In the distance she saw the river, pale and shining in the moonlight. Hannah rounded a copse of oak trees, and there he was, Hunter Wolfe with his face turned toward the water.
He whirled around when he heard her, and all of a sudden she was vividly aware of her own body—tingling and hot—much, much too hot. In spite of the chill in the night air and the fact that she was wearing only an oversized white sleep shirt with a slogan that read, Give In To Your Animal Instincts… Save the Mountain Gorilla, in big red letters right across her breasts. Her traitorous breasts that were suddenly tight and turgid and not at all shy about advertising her condition.
Just as he was advertising his…
>
She couldn’t move, couldn’t think.
“Hunter,” she whispered, and he took a step toward her. “Let’s go back…” His eyes burned through her and words became redundant.
He took another step, then another, and Hannah drew a deep breath.
They were inevitable.
He touched her hair, her cheek, her lips, and the gentleness was so unexpected she felt the sting of tears. They ran down her face and into the corners of her mouth. She was drowning in tears…and in the molten silver of his eyes.

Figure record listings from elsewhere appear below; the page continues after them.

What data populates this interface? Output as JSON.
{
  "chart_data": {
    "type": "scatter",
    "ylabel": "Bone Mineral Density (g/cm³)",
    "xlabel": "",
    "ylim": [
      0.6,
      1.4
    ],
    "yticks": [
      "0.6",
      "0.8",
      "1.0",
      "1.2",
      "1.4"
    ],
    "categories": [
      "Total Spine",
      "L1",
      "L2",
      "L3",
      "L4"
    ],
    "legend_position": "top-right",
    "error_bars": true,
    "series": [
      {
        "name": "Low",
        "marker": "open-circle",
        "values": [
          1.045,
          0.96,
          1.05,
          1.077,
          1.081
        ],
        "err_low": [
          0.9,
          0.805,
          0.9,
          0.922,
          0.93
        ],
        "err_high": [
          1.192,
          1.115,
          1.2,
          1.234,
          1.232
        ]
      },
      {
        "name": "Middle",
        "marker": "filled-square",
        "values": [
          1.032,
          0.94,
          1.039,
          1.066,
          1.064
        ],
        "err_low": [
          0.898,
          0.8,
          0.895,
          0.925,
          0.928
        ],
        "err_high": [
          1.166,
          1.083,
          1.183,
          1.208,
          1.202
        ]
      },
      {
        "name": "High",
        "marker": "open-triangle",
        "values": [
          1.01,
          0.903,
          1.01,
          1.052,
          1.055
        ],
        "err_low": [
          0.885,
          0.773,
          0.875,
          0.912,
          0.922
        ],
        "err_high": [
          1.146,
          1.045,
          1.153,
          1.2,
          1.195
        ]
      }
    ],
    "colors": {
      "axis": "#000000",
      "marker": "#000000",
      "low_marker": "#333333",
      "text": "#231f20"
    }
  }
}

He bent down and nuzzled the side of her neck. Shivers shook her from head to toe. Her bones melted, and suddenly her knees wouldn’t hold her.
He caught her as she started down, his movements swift and sure as he arranged her…hands and knees on the forest floor, fragrant with the scent of pine.
She whispered his name as he slid her nightshirt out of the way, then yes, yes, yes as he thrust deep inside. Her cries blended with his, echoing through the night woods in a sound both primitive and strangely sensual.
The moon hung low over the river, the waters whispered her name and the trees bent down to listen. Hannah was one with them, one with every good and perfect creation of nature.
She was no longer a woman on her knees in the forest with the wolfman driving into her with a force that would have knocked her to the ground if he hadn’t braced her. She was moon and comet and stars. She was earth and sky and water. She was wisdom and knowledge and sensation. So much sensation she couldn’t contain it.
Her pleasure cries rang through the forest. He was insatiable, primitive and wild…and so erotic she convulsed time after time. Every inch of her body was sensitized. Even her scalp. She was aware of the roots of her hair and each individual pore in her skin, of the coursing of her blood and the racing of her heart.
Each breath she took intensified the thrill, and from a distance she heard herself saying, Please, please, please, then Oh, Yes! as his warmth flooded her. Her own explosions shook her so hard she would have fallen if he hadn’t held on, held on tight.